There are some who look at the doctrine of penal substitution as a doctrine of “cosmic child abuse”. They claim that God’s taking his Son against his will and brutally punishing him for acts that he did not commit are both inhumane and barbaric. This leads some to reject the doctrine altogether, and it leads others to replace it with something more palatable.

As I have been doing my devotions in John, I have spent the last few weeks in John 5 (I am admittedly a slow reader in my devotions). I noticed something that was amazing. After being persecuted by the Jews for “working” on the Sabbath, he equated his works and his own being with the Father: “My Father is working until now, and I am working” (v.17). This made the Jews even more angry, even to the point of seeking Jesus’ death (v.18).

Jesus then gives an amazing teaching on his relationship to the Father and his role in the Father’s plan (vv.19-30). I stumbled over verse 20, which is a reason why Jesus can do all that the Father does: “For the Father loves the Son and shows him all that he himself is doing.” In other words, the Father in love reveals to the Son more of his works, and the Son in love reveals those works perfectly on earth. As a result, “greater works than these will he show him, so that you may marvel.”
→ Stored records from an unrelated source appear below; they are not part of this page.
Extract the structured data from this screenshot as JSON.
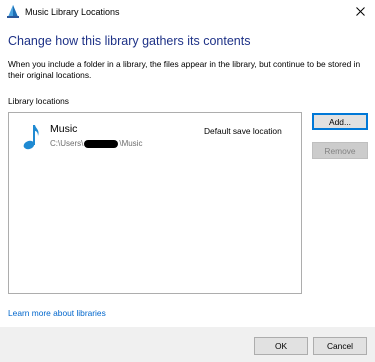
{
  "window": {
    "title": "Music Library Locations",
    "icon": "music-library-icon",
    "close_glyph": "×"
  },
  "heading": "Change how this library gathers its contents",
  "description": "When you include a folder in a library, the files appear in the library, but continue to be stored in their original locations.",
  "locations": {
    "label": "Library locations",
    "items": [
      {
        "name": "Music",
        "path_prefix": "C:\\Users\\",
        "path_suffix": "\\Music",
        "default_label": "Default save location",
        "icon": "music-note-icon"
      }
    ]
  },
  "buttons": {
    "add": "Add...",
    "remove": "Remove",
    "ok": "OK",
    "cancel": "Cancel"
  },
  "learn_more": "Learn more about libraries",
  "colors": {
    "heading": "#1e3287",
    "link": "#0066cc",
    "accent": "#0078d7",
    "note_icon": "#1f8ad2"
  }
}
What are those greater works? First, there is the work of life: “For as the Father raises the dead and gives them life, so also the Son gives life to whom he will” (v.21). Second, there is the work of judgment: “For the Father judes no one, but has given all judgment to the Son, that all may honor the Son, just as they honor the Father” (vv.22-23). The Father loves his Son so much that he gives him the authority to give life and judgment to whomever he wills, because the Father knows that the Son perfectly seeks to do the Father’s will (v.30).

The question then becomes this: How did the Father give the Son such authority? Revelation 5:9-10 gives the answer. John, whom I believe also wrote the Gospel account, has a vision of heaven. In the vision, no one is found worthy to break the seals on the scroll of judgment (5:2-4). In John’s dismay, one of the elders said to him, “Weep no more; behold, the Lion of the tribe of Judah, the Root of David, has conquered, so that he can open the scroll and its seven seals” (v.5).

When the Lamb who was slain appeared, the heavenly creatures sang,

Worthy are you to take the scroll and to open its seals,

for you were slain, and by your blood you ransomed people for God

from every tribe and language and people and nation,

and you have made them a kingdom and priests to our God,

and they shall reign on the earth” (9-10).

Notice, he is both the one who is worthy to pronounce judgment on the earth (“to take the scroll and to open its seals”) and to ransom people from every nation to eternal life (“you ransomed people for God from every tribe…”). Why? “For you were slain, and by your blood…” In other words, it was through his death that he was able to be elevated to the high position of Judge and Life-giver. And because of that he receives “blessing and honor and glory and might forever and ever” (v.13).

Jesus, then, knowing exactly how he was to be glorified, defined the Father’s plan as love. It was loving for the Father to send the Son down such a horrible road, because it was down that road that he would receive the highest of honors. He would be the One who would once and for all conquer evil, and he would be the One to redeem sinners back to the Father and restore creation to a place of blessing, justice and peace. Penal substitution, then, does not reveal God to be a child abuser; rather, it reveals God to be the infinite, all-wise, all-glorious Father who truly does know best.